How small can $-\sum_{b \in B} p_b \ln{p_b}$ be as a function of $q$ and $n$?

In this setup we can vary $A$ as long as we maintain the constraints that $q = P(a_i = a_j)$ and the size of $A$ is $n$.
We can immediately infer that $|B| \geq 1/q$ .  If $n = 100$ and $q=1/2$, say, it seems that $|B|$ can be as large as $20$.  I imagine an exact answer may be hard to get so I would be happy with an estimate or bound.

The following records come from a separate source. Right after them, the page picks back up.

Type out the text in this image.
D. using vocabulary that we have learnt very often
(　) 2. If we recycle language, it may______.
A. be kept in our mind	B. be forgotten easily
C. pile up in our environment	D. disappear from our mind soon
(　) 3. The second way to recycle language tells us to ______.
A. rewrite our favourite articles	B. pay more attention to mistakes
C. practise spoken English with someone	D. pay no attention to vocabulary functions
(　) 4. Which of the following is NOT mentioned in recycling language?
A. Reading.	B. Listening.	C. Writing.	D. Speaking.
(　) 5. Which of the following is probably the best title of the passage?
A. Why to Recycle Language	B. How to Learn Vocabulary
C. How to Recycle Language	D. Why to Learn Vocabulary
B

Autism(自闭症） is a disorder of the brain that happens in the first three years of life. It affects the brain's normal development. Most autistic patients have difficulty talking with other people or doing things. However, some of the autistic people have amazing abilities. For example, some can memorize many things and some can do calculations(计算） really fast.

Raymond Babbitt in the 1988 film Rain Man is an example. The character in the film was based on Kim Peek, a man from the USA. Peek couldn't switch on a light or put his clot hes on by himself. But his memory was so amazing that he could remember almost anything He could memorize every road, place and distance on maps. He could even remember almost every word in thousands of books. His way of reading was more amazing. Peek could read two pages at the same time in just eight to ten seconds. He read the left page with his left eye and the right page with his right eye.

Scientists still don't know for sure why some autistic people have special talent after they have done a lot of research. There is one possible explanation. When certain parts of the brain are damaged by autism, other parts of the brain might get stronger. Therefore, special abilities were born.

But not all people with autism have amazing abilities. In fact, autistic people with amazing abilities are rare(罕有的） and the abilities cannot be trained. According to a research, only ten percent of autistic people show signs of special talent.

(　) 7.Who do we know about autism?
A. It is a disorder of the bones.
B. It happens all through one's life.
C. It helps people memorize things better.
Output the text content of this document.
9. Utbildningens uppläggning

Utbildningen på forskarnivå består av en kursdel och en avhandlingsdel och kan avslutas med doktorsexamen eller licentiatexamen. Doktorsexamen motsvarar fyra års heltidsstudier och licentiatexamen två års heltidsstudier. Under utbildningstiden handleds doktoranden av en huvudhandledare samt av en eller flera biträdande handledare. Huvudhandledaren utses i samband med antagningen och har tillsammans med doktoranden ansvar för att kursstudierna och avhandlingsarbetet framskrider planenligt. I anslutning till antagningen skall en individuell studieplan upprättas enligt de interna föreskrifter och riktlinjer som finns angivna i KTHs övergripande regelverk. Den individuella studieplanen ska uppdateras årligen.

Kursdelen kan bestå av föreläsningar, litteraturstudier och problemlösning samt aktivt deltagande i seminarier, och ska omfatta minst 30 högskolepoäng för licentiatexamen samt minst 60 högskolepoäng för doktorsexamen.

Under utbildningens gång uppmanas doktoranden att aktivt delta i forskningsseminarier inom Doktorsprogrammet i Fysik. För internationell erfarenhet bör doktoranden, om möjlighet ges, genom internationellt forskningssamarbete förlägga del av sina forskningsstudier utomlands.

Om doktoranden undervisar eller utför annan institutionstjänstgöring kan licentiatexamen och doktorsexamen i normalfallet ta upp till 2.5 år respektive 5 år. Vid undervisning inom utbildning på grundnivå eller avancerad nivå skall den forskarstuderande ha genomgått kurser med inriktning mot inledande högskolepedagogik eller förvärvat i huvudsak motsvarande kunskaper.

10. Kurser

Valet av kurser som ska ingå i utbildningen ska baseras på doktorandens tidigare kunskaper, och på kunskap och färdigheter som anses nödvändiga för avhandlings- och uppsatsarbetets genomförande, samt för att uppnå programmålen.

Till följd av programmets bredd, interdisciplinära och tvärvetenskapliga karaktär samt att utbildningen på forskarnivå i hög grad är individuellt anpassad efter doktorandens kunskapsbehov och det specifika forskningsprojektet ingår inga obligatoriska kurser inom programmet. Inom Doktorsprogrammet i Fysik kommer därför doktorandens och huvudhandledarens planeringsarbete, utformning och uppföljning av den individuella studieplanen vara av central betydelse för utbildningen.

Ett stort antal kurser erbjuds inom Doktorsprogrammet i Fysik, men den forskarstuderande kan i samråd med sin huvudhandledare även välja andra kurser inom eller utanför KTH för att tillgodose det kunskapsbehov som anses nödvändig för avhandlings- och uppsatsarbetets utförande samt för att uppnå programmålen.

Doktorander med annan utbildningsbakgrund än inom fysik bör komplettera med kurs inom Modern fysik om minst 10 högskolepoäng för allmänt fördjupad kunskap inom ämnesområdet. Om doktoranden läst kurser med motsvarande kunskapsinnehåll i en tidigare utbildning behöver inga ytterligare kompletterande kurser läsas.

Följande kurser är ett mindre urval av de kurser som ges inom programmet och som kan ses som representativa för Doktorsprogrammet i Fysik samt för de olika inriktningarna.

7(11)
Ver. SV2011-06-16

Also asked at https://math.stackexchange.com/questions/748304/how-minimize-sum-p-b-lnp-b .
 A: First note that $q = \sum_b p_b^2$.  We're going to use an instance of the AM-GM inequality:
$$
\sum_b p_b\cdot p_b \geq \prod_b p_b^{p_b}.
$$
This gives
$$
-\sum_b p_b \log p_b 
= 
\log \Bigl( \prod_b p_b^{-p_b} \Bigr)
\geq
\log \Bigl( 1\Big/\sum_b p_b^2\Bigr)
=
-\log q.
$$
This gives a lower bound.  
Equality holds iff all the $p_b$s are equal.  So, for a given $n$ and $q$, we can achieve this lower bound if and only if we can choose $A$ and $B$ in such a way that all $p_b$ are equal.  Now if all the $p_b$ are equal then for each $b$, we have $q = |B| p_b^2$ and so $p_b = \sqrt{q/|B|}$.  On the other hand, for each $b$, 
$$
p_b = \frac{1}{n} \cdot \bigl|\{ i : a_i = b\}\bigr|,
$$
so $n p_b$ must be an integer.  So if we're to achieve this minimum then $n\sqrt{q/|B|}$ must be an integer.  Obviously this won't often be achievable for given $n$ and $q$.  But I imagine it's the case that when $n$ is large, you can come close to this lower bound by a suitable choice of $A$ and $B$.  
Incidentally, nothing about this question requires $A$ to be a multiset of integers.  The elements of $A$ could be anything.